I am starting a big data initiative for my startup. In 2018 is there any reason to use Hadoop at all since Spark is touted to be way faster due to it primarily not writing the intermediate data to disk as Hadoop’s MR.
I realize Spark has a higher need for RAM But that would be just one time CAPEX costs that would pay for itself?
In general unless there are legacy projects why should one pick up Hadoop at all since Spark is available?
Would appreciate real world comparisons of the two, gotchas etc.?
Alternately are there use cases that Hadoop can solve but Spark cannot?
—————-comment below for actual problem————
I would use YARN as the resource manager with HDFS as the file system for Spark. Also realize that as Spark intersects quiet a bit with Hadoop ecosystem.
Comparos are :
- Mapreduce vs Spark code
- SparkSQL vs Hive
- People mention Pig too but not a whole lot of people want to learn custom querying. And if I had to use Pig as a data scientist why wouldn’t I use say an Apache NiFi with Hadoop?
Also not sure how Spark handles the following:
- If data does not fit in RAM then what ? Back to a disk based paradigm (not talking of streaming use cases here..) so no better than Mapreduce? How does Tez make MR2 better?
- Hadoop 3 has support for Erasure coding to reduce data replication. What does Spark do?

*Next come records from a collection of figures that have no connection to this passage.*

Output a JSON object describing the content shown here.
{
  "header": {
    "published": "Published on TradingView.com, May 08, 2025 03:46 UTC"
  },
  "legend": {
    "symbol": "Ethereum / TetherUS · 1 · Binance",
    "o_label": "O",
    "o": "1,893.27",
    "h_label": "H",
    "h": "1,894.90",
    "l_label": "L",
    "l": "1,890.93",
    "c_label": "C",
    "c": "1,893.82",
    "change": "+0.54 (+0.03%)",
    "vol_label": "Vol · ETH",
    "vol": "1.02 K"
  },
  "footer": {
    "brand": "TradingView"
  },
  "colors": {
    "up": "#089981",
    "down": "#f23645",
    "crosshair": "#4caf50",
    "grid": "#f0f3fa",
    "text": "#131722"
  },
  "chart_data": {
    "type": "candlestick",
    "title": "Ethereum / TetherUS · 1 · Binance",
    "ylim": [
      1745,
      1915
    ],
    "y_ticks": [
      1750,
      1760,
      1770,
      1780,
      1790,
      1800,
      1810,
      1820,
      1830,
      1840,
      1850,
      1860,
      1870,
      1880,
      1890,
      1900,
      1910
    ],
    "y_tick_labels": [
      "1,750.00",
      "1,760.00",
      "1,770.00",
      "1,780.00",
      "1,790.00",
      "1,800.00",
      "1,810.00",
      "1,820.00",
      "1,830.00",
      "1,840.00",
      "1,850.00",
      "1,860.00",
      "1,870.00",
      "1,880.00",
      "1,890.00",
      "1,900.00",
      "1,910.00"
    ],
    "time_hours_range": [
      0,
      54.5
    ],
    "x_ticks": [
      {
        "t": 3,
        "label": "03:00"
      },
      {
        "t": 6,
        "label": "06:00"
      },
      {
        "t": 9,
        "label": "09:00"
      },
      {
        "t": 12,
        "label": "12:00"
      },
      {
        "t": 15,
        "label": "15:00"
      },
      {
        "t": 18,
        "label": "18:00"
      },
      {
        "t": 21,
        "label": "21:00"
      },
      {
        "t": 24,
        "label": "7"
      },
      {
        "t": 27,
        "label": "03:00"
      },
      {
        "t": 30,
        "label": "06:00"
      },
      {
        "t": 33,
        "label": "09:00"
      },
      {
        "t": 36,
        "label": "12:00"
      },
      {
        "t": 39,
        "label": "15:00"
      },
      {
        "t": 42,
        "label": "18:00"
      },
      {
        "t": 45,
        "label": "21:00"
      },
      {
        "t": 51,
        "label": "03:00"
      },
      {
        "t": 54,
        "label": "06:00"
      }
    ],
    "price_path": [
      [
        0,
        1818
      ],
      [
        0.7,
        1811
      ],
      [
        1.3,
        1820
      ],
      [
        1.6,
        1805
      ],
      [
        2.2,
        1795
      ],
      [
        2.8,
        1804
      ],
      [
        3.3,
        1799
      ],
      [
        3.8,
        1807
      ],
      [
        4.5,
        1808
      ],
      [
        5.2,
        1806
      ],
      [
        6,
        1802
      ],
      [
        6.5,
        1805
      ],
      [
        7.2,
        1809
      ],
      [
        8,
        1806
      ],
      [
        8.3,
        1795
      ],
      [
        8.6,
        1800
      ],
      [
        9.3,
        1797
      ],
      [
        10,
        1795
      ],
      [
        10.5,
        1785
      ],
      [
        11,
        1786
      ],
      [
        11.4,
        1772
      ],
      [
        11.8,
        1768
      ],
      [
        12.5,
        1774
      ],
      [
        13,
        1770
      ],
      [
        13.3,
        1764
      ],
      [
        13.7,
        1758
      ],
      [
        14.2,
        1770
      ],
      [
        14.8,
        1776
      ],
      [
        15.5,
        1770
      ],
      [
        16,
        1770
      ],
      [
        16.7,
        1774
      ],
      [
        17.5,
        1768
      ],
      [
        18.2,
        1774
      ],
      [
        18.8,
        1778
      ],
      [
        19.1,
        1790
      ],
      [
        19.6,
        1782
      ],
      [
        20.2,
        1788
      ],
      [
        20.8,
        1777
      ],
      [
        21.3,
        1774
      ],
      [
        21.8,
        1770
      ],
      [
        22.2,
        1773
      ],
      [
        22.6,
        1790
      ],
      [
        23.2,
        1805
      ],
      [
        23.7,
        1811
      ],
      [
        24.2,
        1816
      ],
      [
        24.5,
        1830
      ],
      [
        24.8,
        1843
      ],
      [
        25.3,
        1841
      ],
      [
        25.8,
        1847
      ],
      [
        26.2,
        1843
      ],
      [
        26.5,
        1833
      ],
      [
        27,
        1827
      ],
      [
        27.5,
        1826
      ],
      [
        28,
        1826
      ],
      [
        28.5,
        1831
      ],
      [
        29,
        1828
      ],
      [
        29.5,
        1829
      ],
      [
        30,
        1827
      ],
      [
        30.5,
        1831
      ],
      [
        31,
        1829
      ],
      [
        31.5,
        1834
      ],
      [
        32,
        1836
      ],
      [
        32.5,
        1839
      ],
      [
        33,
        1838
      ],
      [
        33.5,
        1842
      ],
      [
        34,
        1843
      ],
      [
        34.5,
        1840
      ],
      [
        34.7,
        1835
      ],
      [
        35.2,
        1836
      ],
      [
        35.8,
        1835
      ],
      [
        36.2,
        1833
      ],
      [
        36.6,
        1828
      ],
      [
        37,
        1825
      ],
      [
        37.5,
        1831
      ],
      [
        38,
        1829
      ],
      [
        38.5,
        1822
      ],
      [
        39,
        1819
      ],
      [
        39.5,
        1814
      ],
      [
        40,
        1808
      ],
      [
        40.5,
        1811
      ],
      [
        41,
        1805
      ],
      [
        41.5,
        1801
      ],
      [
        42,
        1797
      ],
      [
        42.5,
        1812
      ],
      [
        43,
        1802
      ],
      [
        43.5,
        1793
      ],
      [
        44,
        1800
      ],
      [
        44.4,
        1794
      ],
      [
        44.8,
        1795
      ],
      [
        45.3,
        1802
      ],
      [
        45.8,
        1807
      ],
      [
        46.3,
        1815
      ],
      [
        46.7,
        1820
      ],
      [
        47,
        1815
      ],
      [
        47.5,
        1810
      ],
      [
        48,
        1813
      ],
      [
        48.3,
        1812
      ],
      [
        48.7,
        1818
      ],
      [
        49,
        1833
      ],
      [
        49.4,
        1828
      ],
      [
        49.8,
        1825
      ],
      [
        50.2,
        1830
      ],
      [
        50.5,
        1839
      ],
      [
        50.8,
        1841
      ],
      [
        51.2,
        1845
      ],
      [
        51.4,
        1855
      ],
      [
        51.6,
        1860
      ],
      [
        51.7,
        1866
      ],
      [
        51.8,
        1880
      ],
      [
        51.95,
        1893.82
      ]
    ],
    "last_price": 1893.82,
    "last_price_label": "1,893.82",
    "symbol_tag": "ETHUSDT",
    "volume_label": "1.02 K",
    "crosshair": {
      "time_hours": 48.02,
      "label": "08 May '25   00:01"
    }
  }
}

Where I am unclear is the plethora of overlapping choices. For e.g. streaming alone has:
- Spark streaming
- Apache storm
- Apache Samza
- Kafka streams
- CEP commercial tools.(ORacle CEP, TIBCO etc.)
A lot of them use DAG similar to Spark’s core engine so hard to pick one from the other.
Use case:
- App sends data to middleware until end of event. Event can end specified on periodicity or due to a business condition being met.

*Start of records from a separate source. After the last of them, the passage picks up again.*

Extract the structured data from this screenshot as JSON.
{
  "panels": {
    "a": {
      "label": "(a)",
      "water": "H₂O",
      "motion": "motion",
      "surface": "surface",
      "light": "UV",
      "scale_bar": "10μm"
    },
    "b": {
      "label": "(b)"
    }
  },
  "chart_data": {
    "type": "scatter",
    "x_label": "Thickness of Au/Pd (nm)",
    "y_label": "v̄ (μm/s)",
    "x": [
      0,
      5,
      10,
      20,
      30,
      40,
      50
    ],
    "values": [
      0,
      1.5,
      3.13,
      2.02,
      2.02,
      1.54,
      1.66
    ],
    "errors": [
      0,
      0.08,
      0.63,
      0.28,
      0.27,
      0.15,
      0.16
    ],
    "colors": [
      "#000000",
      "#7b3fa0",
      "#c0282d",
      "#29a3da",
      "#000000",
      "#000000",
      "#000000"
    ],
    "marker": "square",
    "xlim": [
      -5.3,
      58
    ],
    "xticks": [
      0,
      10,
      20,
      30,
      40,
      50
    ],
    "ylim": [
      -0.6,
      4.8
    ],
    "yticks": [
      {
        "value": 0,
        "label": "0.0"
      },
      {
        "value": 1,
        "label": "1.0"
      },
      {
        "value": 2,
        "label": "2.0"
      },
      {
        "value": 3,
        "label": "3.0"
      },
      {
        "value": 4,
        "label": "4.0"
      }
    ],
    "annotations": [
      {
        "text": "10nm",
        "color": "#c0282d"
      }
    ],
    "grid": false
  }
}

- Middleware must show real time addition of a value (simplifying) sent by users from their app instances. Accepted that middleware is the floor of the actual sum of values and real value can be higher. Plan to use Kafka streams here to have a consumer that adds all the inputs with minimal latency the consumer posts to a cache which is polled by apps to show current additive value.
- Middleware logs all input
- After event ends a big data paradigm scans through log data and database records to get accurate count by comparing all dB values and log entries (audit) and compare them to the Kafka shown value. Value calculated by this scheme is the final value.
Design choices:
- I like Kafka because it decouples application middleware and is low latency high throughput messaging. Streams code is easy to write . Happy for someone to counter argue using Spark Streams Or Apache Storm or Apache Samza instead?
- Application itself is Java code on Tomcat server with REST end points for iOS/ Android clients. Not doing client caching due to explicit liveliness of additive value.